9.4.1 - Interactions dans les aires modalité-spécifiques

Dans le cortex auditif

Etant donné les résultats obtenus dans la tâched'identification de cibles redondantes (Giard et Peronnet, 1999) nous nous attendions dans la condition attention et chez les sujets visuels à retrouver une augmentation de l'amplitude de l'onde N1 auditive traduisant une facilitation du traitement auditif en présence de l'information visuelle. Or nous n'avons pas observé d'effet sur l'onde N1 auditive dans ce cas (Figure 49 : ligne 1). Ce résultat (ou absence de résultat) pourrait être expliqué par la présence des lettres à ignorer dans cette expérience.

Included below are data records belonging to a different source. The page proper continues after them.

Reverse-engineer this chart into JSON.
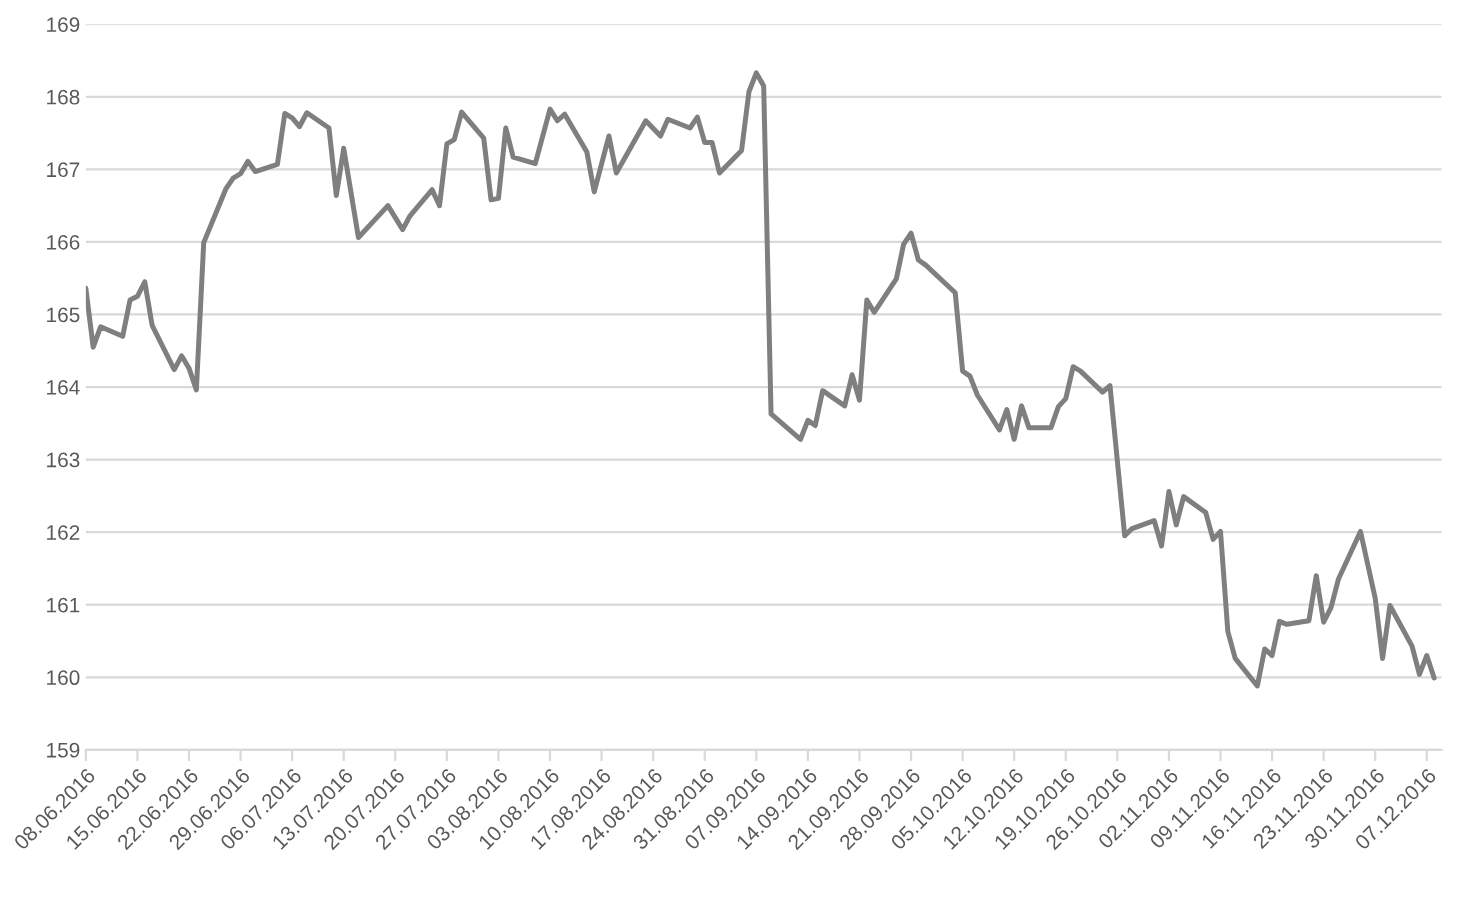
{
  "chart_data": {
    "type": "line",
    "x": [
      "2016-06-08",
      "2016-06-09",
      "2016-06-10",
      "2016-06-13",
      "2016-06-14",
      "2016-06-15",
      "2016-06-16",
      "2016-06-17",
      "2016-06-20",
      "2016-06-21",
      "2016-06-22",
      "2016-06-23",
      "2016-06-24",
      "2016-06-27",
      "2016-06-28",
      "2016-06-29",
      "2016-06-30",
      "2016-07-01",
      "2016-07-04",
      "2016-07-05",
      "2016-07-06",
      "2016-07-07",
      "2016-07-08",
      "2016-07-11",
      "2016-07-12",
      "2016-07-13",
      "2016-07-15",
      "2016-07-19",
      "2016-07-21",
      "2016-07-22",
      "2016-07-25",
      "2016-07-26",
      "2016-07-27",
      "2016-07-28",
      "2016-07-29",
      "2016-08-01",
      "2016-08-02",
      "2016-08-03",
      "2016-08-04",
      "2016-08-05",
      "2016-08-08",
      "2016-08-10",
      "2016-08-11",
      "2016-08-12",
      "2016-08-15",
      "2016-08-16",
      "2016-08-18",
      "2016-08-19",
      "2016-08-23",
      "2016-08-25",
      "2016-08-26",
      "2016-08-29",
      "2016-08-30",
      "2016-08-31",
      "2016-09-01",
      "2016-09-02",
      "2016-09-05",
      "2016-09-06",
      "2016-09-07",
      "2016-09-08",
      "2016-09-09",
      "2016-09-13",
      "2016-09-14",
      "2016-09-15",
      "2016-09-16",
      "2016-09-19",
      "2016-09-20",
      "2016-09-21",
      "2016-09-22",
      "2016-09-23",
      "2016-09-26",
      "2016-09-27",
      "2016-09-28",
      "2016-09-29",
      "2016-09-30",
      "2016-10-04",
      "2016-10-05",
      "2016-10-06",
      "2016-10-07",
      "2016-10-10",
      "2016-10-11",
      "2016-10-12",
      "2016-10-13",
      "2016-10-14",
      "2016-10-17",
      "2016-10-18",
      "2016-10-19",
      "2016-10-20",
      "2016-10-21",
      "2016-10-24",
      "2016-10-25",
      "2016-10-27",
      "2016-10-28",
      "2016-10-31",
      "2016-11-01",
      "2016-11-02",
      "2016-11-03",
      "2016-11-04",
      "2016-11-07",
      "2016-11-08",
      "2016-11-09",
      "2016-11-10",
      "2016-11-11",
      "2016-11-14",
      "2016-11-15",
      "2016-11-16",
      "2016-11-17",
      "2016-11-18",
      "2016-11-21",
      "2016-11-22",
      "2016-11-23",
      "2016-11-24",
      "2016-11-25",
      "2016-11-28",
      "2016-11-30",
      "2016-12-01",
      "2016-12-02",
      "2016-12-05",
      "2016-12-06",
      "2016-12-07",
      "2016-12-08"
    ],
    "series": [
      {
        "color": "#7f7f7f",
        "values": [
          165.36,
          164.55,
          164.83,
          164.7,
          165.2,
          165.25,
          165.45,
          164.85,
          164.24,
          164.43,
          164.26,
          163.96,
          165.99,
          166.73,
          166.88,
          166.94,
          167.11,
          166.97,
          167.07,
          167.77,
          167.71,
          167.59,
          167.78,
          167.57,
          166.64,
          167.29,
          166.06,
          166.5,
          166.17,
          166.36,
          166.72,
          166.5,
          167.35,
          167.41,
          167.79,
          167.43,
          166.58,
          166.6,
          167.57,
          167.17,
          167.08,
          167.83,
          167.67,
          167.76,
          167.24,
          166.69,
          167.46,
          166.95,
          167.67,
          167.46,
          167.69,
          167.57,
          167.72,
          167.37,
          167.37,
          166.95,
          167.26,
          168.07,
          168.33,
          168.15,
          163.63,
          163.28,
          163.54,
          163.47,
          163.95,
          163.74,
          164.17,
          163.82,
          165.2,
          165.03,
          165.49,
          165.97,
          166.12,
          165.75,
          165.68,
          165.3,
          164.22,
          164.15,
          163.89,
          163.41,
          163.69,
          163.28,
          163.74,
          163.44,
          163.44,
          163.73,
          163.84,
          164.28,
          164.22,
          163.93,
          164.02,
          161.95,
          162.05,
          162.16,
          161.81,
          162.56,
          162.1,
          162.49,
          162.27,
          161.9,
          162.01,
          160.63,
          160.26,
          159.88,
          160.39,
          160.3,
          160.77,
          160.73,
          160.78,
          161.4,
          160.76,
          160.96,
          161.35,
          162.01,
          161.09,
          160.26,
          160.99,
          160.43,
          160.04,
          160.3,
          159.99
        ]
      }
    ],
    "xlim": [
      "2016-06-08",
      "2016-12-09"
    ],
    "xticks": [
      {
        "value": "2016-06-08",
        "label": "08.06.2016"
      },
      {
        "value": "2016-06-15",
        "label": "15.06.2016"
      },
      {
        "value": "2016-06-22",
        "label": "22.06.2016"
      },
      {
        "value": "2016-06-29",
        "label": "29.06.2016"
      },
      {
        "value": "2016-07-06",
        "label": "06.07.2016"
      },
      {
        "value": "2016-07-13",
        "label": "13.07.2016"
      },
      {
        "value": "2016-07-20",
        "label": "20.07.2016"
      },
      {
        "value": "2016-07-27",
        "label": "27.07.2016"
      },
      {
        "value": "2016-08-03",
        "label": "03.08.2016"
      },
      {
        "value": "2016-08-10",
        "label": "10.08.2016"
      },
      {
        "value": "2016-08-17",
        "label": "17.08.2016"
      },
      {
        "value": "2016-08-24",
        "label": "24.08.2016"
      },
      {
        "value": "2016-08-31",
        "label": "31.08.2016"
      },
      {
        "value": "2016-09-07",
        "label": "07.09.2016"
      },
      {
        "value": "2016-09-14",
        "label": "14.09.2016"
      },
      {
        "value": "2016-09-21",
        "label": "21.09.2016"
      },
      {
        "value": "2016-09-28",
        "label": "28.09.2016"
      },
      {
        "value": "2016-10-05",
        "label": "05.10.2016"
      },
      {
        "value": "2016-10-12",
        "label": "12.10.2016"
      },
      {
        "value": "2016-10-19",
        "label": "19.10.2016"
      },
      {
        "value": "2016-10-26",
        "label": "26.10.2016"
      },
      {
        "value": "2016-11-02",
        "label": "02.11.2016"
      },
      {
        "value": "2016-11-09",
        "label": "09.11.2016"
      },
      {
        "value": "2016-11-16",
        "label": "16.11.2016"
      },
      {
        "value": "2016-11-23",
        "label": "23.11.2016"
      },
      {
        "value": "2016-11-30",
        "label": "30.11.2016"
      },
      {
        "value": "2016-12-07",
        "label": "07.12.2016"
      }
    ],
    "ylim": [
      159,
      169
    ],
    "yticks": [
      159,
      160,
      161,
      162,
      163,
      164,
      165,
      166,
      167,
      168,
      169
    ],
    "grid": "y",
    "marker": "none",
    "line_style": "solid"
  }
}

En effet, il est possible que dans ce flux visuel rapide et complexe, le traitement de l'information pertinente (déformation des cercles en ellipse) soit perturbé et ne pourrait plus faciliter le traitement de l'information auditive.

En revanche, dans la condition non - attention , nous avons observé des interactions pouvant correspondre à une diminution de l'amplitude de l'onde N1 auditive chez les sujets auditifs. Cette observation, a priori étonnante, appelle trois remarques :

  • Tout d’abord, étant donné que nous n’avons pas observé d’effet attentionnel sur la réponse auditive unimodale, ces résultats indiquent que les réseaux d'interaction qui sous-tendent les phénomènes intégratifs dans le cortex auditif sont plus sensibles à l’attention que le traitement uni-sensoriel.
  • Par ailleurs dans la condition non-attention , la modalité auditive, contrairement à la modalité visuelle, devait être entièrement ignorée. Plusieurs études sur l’attention ont montré l’existence de mécanismes actifs de rejets des entrées acoustiques non-pertinentes, se manifestant, dans les pe, par un déplacement positif de la réponse pour les stimuli non-pertinents (Alho et al., 1987 ; Berman et al., 1989 ; Michie et al., 1990 ; Alain et Woods, 1994 ; Alho et al., 1994), et dans les études de neuroimagerie par une activité plus faible dans le cortex auditif (Ghatan et al., 1998 ; Kawashima et al., 1999). Les résultats observés ici suggèrent donc que ces mécanismes actifs d’inhibition du traitement cortical auditif sont plus prégnants sur le stimulus bimodal (sans doute pour optimiser les traitements de la modalité visuelle, pertinente pour la tâche sémantique).
  • Enfin, notons que ces processus d’inhibition du traitement auditif n’ont été observés que chez les sujets à dominance auditive, c'est-à-dire les sujets répondant vigoureusement à une entrée acoustique. Chez les sujets "peu répondants" à la modalité auditive (sujets visuels) l'attention n'a pas eu d'effet sur le traitement auditif.

Ces observations (réduction de l'amplitude de l'onde N1 auditive chez les sujets les plus répondants dans cette expérience, augmentation de l'amplitude de l'onde N1 chez les sujets les moins répondants dans l’étude de Giard et Peronnet, 1999) convergent vers l’idée que l’intégration des informations bimodales agit en "ré-équilibrant" les engagements énergétiques des cortex sensoriels spécifiques.